Повесив пальто, она увидела входящего отца.

- Тебе кто-то звонил, Джессика.

- Да? Кто?

- Он назвался Грегом. Сказал, что придет.

- О, Господи! - Джессика фыркнула. Она планировала заняться своими бумагами, а потом приготовить представление к предстоящей астрономической конференции в Стефорде. Представление для национальной конференции не было делом одной минуты. И она распределила свои рождественские каникулы так, чтобы закончить большую часть работы. Она уже потеряла два дня.

Джессика пошла за отцом, который бродил по кухне в поисках чего-нибудь съестного. Она еще не готовила завтрак, о чем ей напомнил ее желудок.

- Я обдумывал превосходную сцену этой ночью, Джесс, - сказал отец, открывая буфет.

Она слышала об этом уже сотни раз. Отец, казалось, пытался оправдывать время, проводимое им в качалке.
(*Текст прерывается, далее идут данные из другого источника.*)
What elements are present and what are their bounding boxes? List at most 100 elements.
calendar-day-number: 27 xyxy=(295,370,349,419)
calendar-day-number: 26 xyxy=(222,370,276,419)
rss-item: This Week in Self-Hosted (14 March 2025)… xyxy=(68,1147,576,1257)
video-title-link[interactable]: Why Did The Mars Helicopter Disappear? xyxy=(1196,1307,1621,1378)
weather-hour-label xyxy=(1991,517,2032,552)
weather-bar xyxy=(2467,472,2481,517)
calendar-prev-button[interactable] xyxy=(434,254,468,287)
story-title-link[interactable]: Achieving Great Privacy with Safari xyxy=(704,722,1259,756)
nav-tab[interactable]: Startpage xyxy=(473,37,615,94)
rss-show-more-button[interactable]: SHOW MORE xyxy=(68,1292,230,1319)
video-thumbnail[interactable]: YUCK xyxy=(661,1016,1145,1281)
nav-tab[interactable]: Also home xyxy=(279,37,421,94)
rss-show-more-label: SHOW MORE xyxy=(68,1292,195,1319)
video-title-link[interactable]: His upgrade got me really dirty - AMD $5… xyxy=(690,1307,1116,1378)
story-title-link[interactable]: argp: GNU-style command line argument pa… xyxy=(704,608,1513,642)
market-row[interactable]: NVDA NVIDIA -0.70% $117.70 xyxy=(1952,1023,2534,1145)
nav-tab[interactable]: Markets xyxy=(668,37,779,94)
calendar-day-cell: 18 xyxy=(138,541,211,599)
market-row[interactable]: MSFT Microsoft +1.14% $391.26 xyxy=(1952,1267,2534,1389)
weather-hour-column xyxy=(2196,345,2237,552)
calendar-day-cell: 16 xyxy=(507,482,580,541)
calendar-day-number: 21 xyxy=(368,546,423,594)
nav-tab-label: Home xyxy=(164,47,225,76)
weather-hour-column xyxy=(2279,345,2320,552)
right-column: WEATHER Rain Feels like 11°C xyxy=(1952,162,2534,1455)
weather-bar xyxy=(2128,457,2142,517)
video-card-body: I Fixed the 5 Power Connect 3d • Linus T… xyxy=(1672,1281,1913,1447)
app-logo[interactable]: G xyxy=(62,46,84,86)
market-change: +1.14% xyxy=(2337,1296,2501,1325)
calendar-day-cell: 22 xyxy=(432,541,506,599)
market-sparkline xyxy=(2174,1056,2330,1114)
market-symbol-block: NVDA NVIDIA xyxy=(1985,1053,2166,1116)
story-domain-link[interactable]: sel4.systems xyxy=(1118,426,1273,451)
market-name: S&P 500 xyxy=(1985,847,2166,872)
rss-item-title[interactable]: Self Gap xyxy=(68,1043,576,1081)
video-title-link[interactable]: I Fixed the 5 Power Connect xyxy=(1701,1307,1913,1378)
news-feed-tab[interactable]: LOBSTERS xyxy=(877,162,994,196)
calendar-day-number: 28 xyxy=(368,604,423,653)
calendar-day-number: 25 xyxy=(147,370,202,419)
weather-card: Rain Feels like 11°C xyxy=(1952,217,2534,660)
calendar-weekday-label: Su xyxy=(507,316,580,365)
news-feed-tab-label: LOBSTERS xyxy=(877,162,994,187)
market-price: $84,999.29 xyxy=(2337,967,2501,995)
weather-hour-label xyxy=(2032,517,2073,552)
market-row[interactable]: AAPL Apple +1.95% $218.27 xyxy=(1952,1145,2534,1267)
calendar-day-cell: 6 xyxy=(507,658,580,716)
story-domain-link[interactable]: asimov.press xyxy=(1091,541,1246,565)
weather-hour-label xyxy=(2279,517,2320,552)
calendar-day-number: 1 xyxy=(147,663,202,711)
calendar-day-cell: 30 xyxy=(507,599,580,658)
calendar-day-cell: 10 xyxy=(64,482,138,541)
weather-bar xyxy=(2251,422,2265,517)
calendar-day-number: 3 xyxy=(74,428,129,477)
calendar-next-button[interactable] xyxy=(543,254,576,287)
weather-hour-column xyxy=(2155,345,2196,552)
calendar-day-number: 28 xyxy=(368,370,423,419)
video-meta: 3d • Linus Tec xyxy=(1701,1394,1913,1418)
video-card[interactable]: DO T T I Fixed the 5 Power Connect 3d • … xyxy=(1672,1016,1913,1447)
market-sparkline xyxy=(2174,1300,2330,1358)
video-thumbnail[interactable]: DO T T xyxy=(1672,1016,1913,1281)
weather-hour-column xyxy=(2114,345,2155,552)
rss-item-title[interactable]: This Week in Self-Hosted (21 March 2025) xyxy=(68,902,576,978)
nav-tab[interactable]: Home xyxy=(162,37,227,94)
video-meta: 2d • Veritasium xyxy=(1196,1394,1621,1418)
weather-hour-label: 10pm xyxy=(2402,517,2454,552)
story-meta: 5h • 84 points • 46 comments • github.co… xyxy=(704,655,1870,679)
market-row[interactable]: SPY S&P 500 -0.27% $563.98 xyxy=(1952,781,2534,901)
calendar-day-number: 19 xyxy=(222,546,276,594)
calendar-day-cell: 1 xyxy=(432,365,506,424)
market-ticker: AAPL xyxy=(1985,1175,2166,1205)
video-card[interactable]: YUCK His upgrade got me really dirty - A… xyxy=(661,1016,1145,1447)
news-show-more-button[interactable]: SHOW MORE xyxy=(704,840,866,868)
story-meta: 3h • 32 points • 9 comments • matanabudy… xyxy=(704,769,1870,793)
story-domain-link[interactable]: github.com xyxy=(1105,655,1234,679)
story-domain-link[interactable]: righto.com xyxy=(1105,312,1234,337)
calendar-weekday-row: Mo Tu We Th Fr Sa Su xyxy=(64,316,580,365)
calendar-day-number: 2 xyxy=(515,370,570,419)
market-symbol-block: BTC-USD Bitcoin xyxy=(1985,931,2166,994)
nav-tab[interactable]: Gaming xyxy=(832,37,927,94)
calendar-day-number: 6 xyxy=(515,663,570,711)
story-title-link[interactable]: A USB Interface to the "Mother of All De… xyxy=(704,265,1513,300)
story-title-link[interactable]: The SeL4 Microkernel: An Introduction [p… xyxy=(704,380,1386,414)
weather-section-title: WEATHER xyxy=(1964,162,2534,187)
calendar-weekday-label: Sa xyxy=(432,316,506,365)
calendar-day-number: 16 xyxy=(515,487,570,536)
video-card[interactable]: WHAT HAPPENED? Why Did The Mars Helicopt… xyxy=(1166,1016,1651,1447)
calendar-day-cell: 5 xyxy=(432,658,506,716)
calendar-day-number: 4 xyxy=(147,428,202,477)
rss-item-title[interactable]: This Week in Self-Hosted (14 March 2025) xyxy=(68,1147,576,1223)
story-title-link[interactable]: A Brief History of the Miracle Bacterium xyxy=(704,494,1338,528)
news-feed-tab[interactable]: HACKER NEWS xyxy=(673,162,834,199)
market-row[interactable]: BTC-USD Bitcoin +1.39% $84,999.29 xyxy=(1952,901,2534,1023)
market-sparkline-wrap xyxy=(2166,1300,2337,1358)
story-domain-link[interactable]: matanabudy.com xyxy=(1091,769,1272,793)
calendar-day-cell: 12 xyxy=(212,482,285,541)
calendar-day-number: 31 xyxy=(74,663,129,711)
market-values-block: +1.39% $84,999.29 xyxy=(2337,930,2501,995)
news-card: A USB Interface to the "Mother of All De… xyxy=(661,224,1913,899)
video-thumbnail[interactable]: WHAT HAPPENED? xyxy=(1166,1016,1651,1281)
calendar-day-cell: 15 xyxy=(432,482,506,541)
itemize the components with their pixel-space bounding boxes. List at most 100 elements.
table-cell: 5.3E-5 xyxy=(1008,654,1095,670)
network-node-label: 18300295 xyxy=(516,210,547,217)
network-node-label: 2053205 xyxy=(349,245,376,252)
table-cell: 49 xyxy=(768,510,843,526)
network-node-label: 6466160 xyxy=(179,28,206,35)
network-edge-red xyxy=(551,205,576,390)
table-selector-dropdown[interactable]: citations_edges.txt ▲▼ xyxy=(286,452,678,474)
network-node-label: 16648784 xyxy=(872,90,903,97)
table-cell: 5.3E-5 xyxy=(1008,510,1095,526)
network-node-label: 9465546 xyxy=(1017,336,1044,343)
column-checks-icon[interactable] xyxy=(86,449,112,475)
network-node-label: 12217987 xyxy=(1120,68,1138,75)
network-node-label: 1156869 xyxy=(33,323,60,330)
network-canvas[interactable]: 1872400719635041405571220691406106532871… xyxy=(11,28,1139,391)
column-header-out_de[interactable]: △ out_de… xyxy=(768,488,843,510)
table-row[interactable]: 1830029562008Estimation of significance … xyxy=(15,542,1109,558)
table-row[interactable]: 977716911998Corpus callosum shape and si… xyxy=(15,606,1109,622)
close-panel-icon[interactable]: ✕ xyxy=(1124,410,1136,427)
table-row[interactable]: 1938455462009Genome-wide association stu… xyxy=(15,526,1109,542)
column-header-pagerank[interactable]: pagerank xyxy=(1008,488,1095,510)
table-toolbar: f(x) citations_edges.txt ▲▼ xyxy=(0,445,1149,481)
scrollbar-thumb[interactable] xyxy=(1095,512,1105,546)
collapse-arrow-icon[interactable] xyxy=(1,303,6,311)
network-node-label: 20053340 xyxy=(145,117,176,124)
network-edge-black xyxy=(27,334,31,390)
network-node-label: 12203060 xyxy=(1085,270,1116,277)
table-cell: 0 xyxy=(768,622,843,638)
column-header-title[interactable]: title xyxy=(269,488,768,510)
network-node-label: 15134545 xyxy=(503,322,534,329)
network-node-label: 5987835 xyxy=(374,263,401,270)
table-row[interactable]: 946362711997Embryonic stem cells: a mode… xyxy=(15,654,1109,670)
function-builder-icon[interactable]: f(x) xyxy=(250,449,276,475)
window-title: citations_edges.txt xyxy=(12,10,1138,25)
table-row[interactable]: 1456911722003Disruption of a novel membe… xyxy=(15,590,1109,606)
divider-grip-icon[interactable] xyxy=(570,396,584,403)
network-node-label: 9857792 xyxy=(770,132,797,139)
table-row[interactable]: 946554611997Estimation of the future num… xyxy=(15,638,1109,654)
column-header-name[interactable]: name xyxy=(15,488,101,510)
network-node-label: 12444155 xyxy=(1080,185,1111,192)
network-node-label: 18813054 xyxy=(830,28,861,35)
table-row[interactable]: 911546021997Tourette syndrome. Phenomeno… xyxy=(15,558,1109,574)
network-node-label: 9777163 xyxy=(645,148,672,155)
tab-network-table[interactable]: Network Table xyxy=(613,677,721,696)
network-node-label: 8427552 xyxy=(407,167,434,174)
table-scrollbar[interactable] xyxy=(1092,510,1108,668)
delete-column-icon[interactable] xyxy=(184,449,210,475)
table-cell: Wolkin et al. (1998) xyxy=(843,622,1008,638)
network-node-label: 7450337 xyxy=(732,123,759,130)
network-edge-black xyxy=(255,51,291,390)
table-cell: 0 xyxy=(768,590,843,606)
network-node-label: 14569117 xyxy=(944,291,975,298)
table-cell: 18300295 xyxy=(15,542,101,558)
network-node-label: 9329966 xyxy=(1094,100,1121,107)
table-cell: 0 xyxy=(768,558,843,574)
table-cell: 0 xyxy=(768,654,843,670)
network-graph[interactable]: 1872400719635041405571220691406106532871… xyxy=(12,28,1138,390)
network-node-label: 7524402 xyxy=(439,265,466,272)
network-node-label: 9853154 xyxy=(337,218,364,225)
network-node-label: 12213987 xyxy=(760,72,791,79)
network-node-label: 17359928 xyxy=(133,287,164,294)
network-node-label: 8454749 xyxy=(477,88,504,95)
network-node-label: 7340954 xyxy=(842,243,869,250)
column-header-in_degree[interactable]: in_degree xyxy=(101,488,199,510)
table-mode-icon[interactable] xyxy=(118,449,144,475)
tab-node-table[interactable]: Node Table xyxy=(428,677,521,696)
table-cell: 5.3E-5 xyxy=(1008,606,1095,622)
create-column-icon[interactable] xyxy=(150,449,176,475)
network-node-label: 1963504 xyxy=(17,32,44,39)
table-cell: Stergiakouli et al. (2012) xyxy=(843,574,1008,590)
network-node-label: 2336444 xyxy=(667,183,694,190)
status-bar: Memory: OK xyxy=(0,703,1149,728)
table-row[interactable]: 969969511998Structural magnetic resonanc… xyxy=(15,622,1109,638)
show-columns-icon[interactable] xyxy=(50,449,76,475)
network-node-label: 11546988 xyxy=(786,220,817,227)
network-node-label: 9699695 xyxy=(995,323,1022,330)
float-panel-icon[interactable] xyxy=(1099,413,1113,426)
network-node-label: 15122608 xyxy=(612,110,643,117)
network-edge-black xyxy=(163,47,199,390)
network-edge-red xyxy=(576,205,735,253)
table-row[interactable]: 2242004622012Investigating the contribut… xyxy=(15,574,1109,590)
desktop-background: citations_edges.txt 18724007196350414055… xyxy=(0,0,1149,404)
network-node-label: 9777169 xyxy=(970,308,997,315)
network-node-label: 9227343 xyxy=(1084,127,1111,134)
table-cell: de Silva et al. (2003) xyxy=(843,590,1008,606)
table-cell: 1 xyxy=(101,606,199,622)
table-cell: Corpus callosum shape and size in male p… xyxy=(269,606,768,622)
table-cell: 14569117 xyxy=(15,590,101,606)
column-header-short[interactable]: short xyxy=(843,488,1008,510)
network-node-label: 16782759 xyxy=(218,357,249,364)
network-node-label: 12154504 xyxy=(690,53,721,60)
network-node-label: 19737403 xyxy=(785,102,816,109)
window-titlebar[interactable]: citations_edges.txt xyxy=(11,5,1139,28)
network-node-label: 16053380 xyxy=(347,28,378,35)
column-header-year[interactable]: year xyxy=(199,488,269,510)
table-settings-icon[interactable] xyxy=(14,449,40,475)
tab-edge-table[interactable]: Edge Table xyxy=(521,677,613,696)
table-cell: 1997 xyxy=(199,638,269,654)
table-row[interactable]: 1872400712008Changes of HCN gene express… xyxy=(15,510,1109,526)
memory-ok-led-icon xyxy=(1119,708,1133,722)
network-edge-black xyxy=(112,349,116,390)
Джессика уже давно знала, что ничего не будет кроме "превосходной сцены".

- В самом деле, пала? - ответила дочь без энтузиазма. Она достала арахисовое масло и открыла его. Потом достала банку маринованных огурцов из холодильника.

- Думаю, над этой идеей стоит поработать. - Отец смотрел, как Джессика положила много арахисового масла на ломоть хлеба и бифштекс с укропом.

Джессика вздохнула, она устала играть роль заботливого родителя, в то время как отец продолжал изображать ребенка. Их роли были неизменными уже иного лет, и Джессика смертельно устала от этой игры. Она повернулась к нему, горечь и возмущение отбили у нее аппетит:

- Это прекрасно, папа. Что я должна делать? Отказаться от хвастовства?

Он отступил назад, оскорбленный ее сарказмом.

Джессика положила свой сандвич на буфет, аппетит пропал окончательно. Она прислонилась к буфету, рассматривая кафель.

- Папа, я болею от твоих разговоров, твоих планов, твоих идеи. Ты меня слушаешь? Я устала от твоего бахвальства! - Она смотрела на него, ее глаза набухли, щеки пылали. - Или садись за машинку и работай, или я не хочу больше слышать об этом.